In a ruling issued Friday, the Nevada Supreme Court unanimously denied Alexander Christopher Ewing’s appeal of a lower court’s decision to extradite him to Colorado to face murder charges in connection with the slayings in a Denver suburb in 1984.

Ewing, 59, has been in prison in Nevada since 1984 serving eight to 40 years on an attempted murder conviction.

In that case, Ewing attacked Henderson couple Christopher and Nancy Barry with an ax handle inside their home on Racetrack Road the same August day he escaped from a Mohave County, Arizona, sheriff’s van. Ewing bolted from the van, which was taking him from St. George, Utah, where he was serving time because of jail overcrowding, to Arizona, when it stopped for gas on Boulder Highway.

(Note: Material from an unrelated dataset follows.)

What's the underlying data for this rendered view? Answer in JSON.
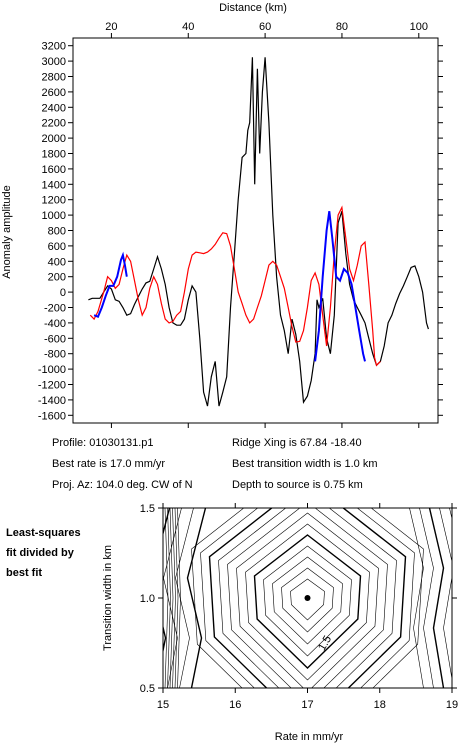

Law enforcement officials in Colorado believe DNA evidence ties Ewing to the death of Patricia Louise Smith, a 50-year-old grandmother killed in the Denver suburb of Lakewood, as well as Bruce and Debra Bennett and their 7-year-old daughter, Melissa, who were killed in their Aurora, Colorado, home in January 1984. Only the Bennetts’ youngest child, 3-year-old Vanessa, survived the attack.

In 2002, Colorado prosecutors obtained a John Doe arrest warrant in the Bennett killings, according to The Denver Post. It included three counts of first-degree murder and several other charges, including sexual assault.